I appreciate your comments, and like I said I have absolutely no intention or no desire to "Fear Monger" or put any medical or health care worker down. They have a job I personally do not believe I could handle for very long. Like most jobs they are thankless, stressful, overworked, and underpaid, but being human they do make mistakes,and Murphy's Law says these mistakes can and will usually happen at the most inopportune moments.
But, I have to question, how does a 90 pd woman end up with a broken leg being transferred from a wheelchair to a bed with two attentive staff doing the transfer, how does she end up getting gangrene so bad they have to amputate her leg almost at the hip without being it being noticed earlier, especially when she is supposed to be getting extra care. I also know sometimes in life even our best is not good enough, S@*t just happens. Routine surgery is not routine in my view and health care is not just health care.
Each day in the United States, there are
five to 10 incorrect surgical procedures performed, some with devastating effects, the researchers noted. Typical problems are surgery performed on the wrong site or wrong side of the body, using an incorrect procedure or using it on the wrong patient.
https://www.nlm.nih.gov/medlineplus/n...ory_92076.html
(If that is the case what about what happens with health care workers
in senior and nursing homes and residences that we don't hear about.my comment)
Among the cases the researchers looked at were
212 adverse events, where wrong procedures were performed or the procedure was performed in the wrong patient, or at the wrong site. In addition, there were
130 "close calls," where a problem was recognized before the procedure was done.
https://www.nlm.nih.gov/medlineplus/n...ory_92076.html
Implementation (of 19 safety checks) is sometimes spotty, partly because a procedure can become so routine that
staff members just go through the motions without really checking each item. (Murphy's Law?)
https://www.boston.com/news/local/mas...deaths/?page=2
A new study has found that the surgical death rate in hospitals is not just determined by the rate of complications but also by how those complications are handled.

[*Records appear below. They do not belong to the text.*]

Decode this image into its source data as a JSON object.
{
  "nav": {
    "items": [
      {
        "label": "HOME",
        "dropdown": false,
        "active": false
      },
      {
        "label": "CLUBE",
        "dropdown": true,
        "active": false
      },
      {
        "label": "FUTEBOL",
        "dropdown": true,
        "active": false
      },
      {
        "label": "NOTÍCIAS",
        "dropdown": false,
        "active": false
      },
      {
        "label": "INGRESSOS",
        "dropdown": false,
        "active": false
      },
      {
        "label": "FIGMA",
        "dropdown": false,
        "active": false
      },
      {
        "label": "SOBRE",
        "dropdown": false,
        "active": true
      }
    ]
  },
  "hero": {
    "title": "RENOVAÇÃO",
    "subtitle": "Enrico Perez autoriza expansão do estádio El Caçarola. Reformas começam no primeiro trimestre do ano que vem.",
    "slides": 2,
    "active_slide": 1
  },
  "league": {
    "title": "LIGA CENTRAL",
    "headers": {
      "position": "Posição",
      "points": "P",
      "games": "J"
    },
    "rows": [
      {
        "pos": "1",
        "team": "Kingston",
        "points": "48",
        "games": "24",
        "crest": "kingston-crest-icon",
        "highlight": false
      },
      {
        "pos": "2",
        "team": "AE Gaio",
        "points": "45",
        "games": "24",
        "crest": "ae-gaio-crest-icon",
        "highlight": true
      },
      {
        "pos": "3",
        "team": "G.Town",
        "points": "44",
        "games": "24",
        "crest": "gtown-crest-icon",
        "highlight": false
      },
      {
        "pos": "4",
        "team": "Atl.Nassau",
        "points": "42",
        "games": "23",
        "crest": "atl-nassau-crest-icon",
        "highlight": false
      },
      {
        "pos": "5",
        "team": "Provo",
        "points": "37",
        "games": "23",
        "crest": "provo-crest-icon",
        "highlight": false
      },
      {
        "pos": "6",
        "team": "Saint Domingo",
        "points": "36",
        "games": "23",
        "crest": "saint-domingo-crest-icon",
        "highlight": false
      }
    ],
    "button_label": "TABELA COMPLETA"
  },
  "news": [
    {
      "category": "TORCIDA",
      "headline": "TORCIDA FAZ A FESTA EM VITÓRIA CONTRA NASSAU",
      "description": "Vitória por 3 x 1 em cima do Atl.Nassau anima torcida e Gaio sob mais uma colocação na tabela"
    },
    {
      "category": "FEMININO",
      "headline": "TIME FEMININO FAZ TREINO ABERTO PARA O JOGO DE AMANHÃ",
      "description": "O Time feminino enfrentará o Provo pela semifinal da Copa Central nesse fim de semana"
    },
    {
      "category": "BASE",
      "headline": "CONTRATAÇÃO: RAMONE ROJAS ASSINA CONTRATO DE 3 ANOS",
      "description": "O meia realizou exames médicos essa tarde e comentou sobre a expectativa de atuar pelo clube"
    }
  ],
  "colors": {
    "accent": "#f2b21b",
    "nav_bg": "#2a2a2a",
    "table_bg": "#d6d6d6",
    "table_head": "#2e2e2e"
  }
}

The study involved more than 84,000 people who underwent surgery in U. S. hospitals and discovered a twofold difference in surgical deaths between hospitals with the lowest rate and those with the highest.
https://topnews.us/content/27482-hand...urgical-deaths
If every operating room in the United States adopted the surgical checklist, the nation could save between $15 billion and $25 billion a year on the costs of treating avoidable complications, according to calculations by the authors.
https://www.washingtonpost.com/wp-dyn...011402831.html
Maybe euthanasia is not the right word, is it incompetence, what is the right word? If it is your mother, father, son, daughter,spouse or heaven forbid you, yourself was on the operating table and died, so sorry I am having a bad day, doesn't cut it, no pun intended.
Yes I am hurt and angry because I feel it was a waste and we did not even get a I'm sorry for your loss. One careless action after another is the way I see it. A routine hoyer lift, a routine broken leg, a routine recovery from a broken leg, a routine surgery. Was it a routine death as well.? ALL ACCORDING TO MURPHY complete with a little butterfly effect thrown in.
I apologize for venting, but it seems like a series of such stupid mistakes to me, and life goes on for some of us, while others have to deal with the loss.